If you want to ground the V plus E intuition more carefully, see /blog/big-o-notation-explained.

How to Explain It in an Interview

Use this script:

  1. Translate the problem into graph language: nodes are courses, edges are prerequisite-to-course.
  2. State the goal: detect a cycle in the directed graph.
  3. Choose DFS three-color marking. Explain the three states and why gray-on-gray is the signature of a back edge.
  4. Mention Kahn as the BFS alternative and note that it extends naturally to producing an ordering (LeetCode 210).
  5. State complexity as O(V + E) for both.
  6. Trace a small cyclic example to prove the cycle detection works.

A common follow-up: “Now return the order.” Switch to Kahn and emit nodes as they leave the queue.

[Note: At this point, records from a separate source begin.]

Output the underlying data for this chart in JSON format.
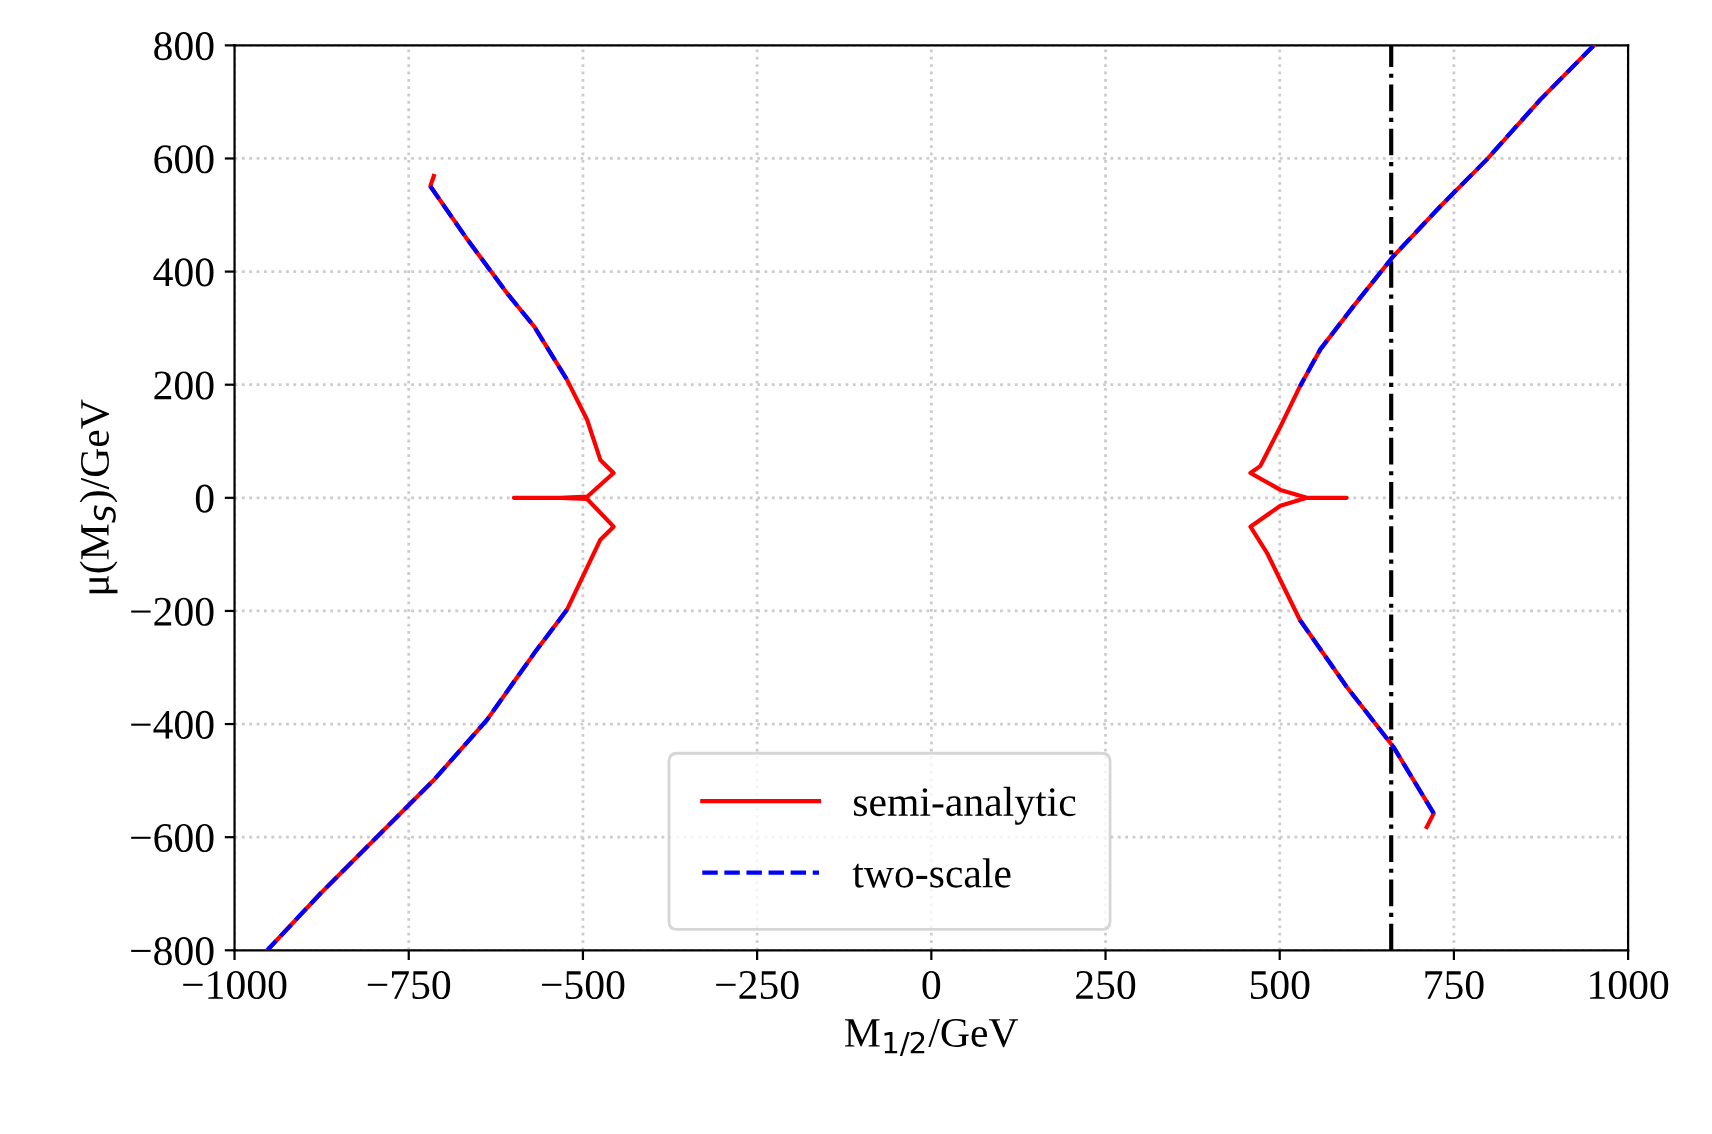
{
  "chart_data": {
    "type": "line",
    "xlabel": "M$_{1/2}$/GeV",
    "ylabel": "μ(M$_{S}$)/GeV",
    "xlim": [
      -1000,
      1000
    ],
    "ylim": [
      -800,
      800
    ],
    "xticks": [
      {
        "value": -1000,
        "label": "−1000"
      },
      {
        "value": -750,
        "label": "−750"
      },
      {
        "value": -500,
        "label": "−500"
      },
      {
        "value": -250,
        "label": "−250"
      },
      0,
      250,
      500,
      750,
      1000
    ],
    "yticks": [
      {
        "value": -800,
        "label": "−800"
      },
      {
        "value": -600,
        "label": "−600"
      },
      {
        "value": -400,
        "label": "−400"
      },
      {
        "value": -200,
        "label": "−200"
      },
      0,
      200,
      400,
      600,
      800
    ],
    "grid": true,
    "legend": "bottom",
    "marker": "none",
    "series": [
      {
        "name": "semi-analytic",
        "color": "#ff0000",
        "line_style": "solid",
        "x": [
          -714,
          -719,
          -666,
          -609,
          -570,
          -523,
          -494,
          -475,
          -456,
          -494,
          -532,
          -599,
          -532,
          -494,
          -456,
          -475,
          -523,
          -570,
          -638,
          -714,
          -791,
          -877,
          -953,
          null,
          950,
          874,
          797,
          731,
          663,
          606,
          558,
          529,
          501,
          472,
          458,
          501,
          539,
          596,
          539,
          501,
          458,
          482,
          529,
          596,
          663,
          721,
          711
        ],
        "values": [
          569,
          551,
          457,
          362,
          303,
          209,
          138,
          67,
          44,
          2,
          0,
          0,
          0,
          -2,
          -51,
          -74,
          -198,
          -275,
          -393,
          -499,
          -594,
          -700,
          -800,
          null,
          799,
          704,
          598,
          516,
          427,
          339,
          262,
          197,
          126,
          56,
          44,
          14,
          0,
          0,
          0,
          -14,
          -51,
          -98,
          -216,
          -334,
          -440,
          -558,
          -582
        ]
      },
      {
        "name": "two-scale",
        "color": "#0000ff",
        "line_style": "dashed",
        "x": [
          -719,
          -666,
          -609,
          -570,
          -523,
          null,
          -523,
          -570,
          -638,
          -714,
          -791,
          -877,
          -953,
          null,
          950,
          874,
          797,
          731,
          663,
          606,
          558,
          529,
          null,
          529,
          596,
          663,
          721
        ],
        "values": [
          551,
          457,
          362,
          303,
          209,
          null,
          -198,
          -275,
          -393,
          -499,
          -594,
          -700,
          -800,
          null,
          799,
          704,
          598,
          516,
          427,
          339,
          262,
          197,
          null,
          -216,
          -334,
          -440,
          -558
        ]
      }
    ],
    "ref_lines": [
      {
        "axis": "x",
        "value": 660,
        "color": "#000000",
        "line_style": "dashdot"
      }
    ]
  }
}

  • Course Schedule II (LeetCode 210): return a valid order, not just feasibility.
  • Alien Dictionary (LeetCode 269): build the graph from word ordering, then topological sort.
  • Minimum Height Trees (LeetCode 310): BFS peeling of leaves, conceptually related.
  • Find Eventual Safe States (LeetCode 802): cycle detection variant.
  • For more traversal patterns see /blog/graphs-bfs-and-dfs.

Wrap up

Course Schedule is the cleanest interview check for whether you can build a graph from input, choose between DFS and BFS thoughtfully, and reason about cycles. Memorize the three-color DFS template and the Kahn BFS template, and know which extends to which follow-up. After this, see /blog/graphs-introduction for the broader vocabulary and /blog/graphs-bfs-and-dfs for the traversal mechanics you will reuse across most graph problems in interviews.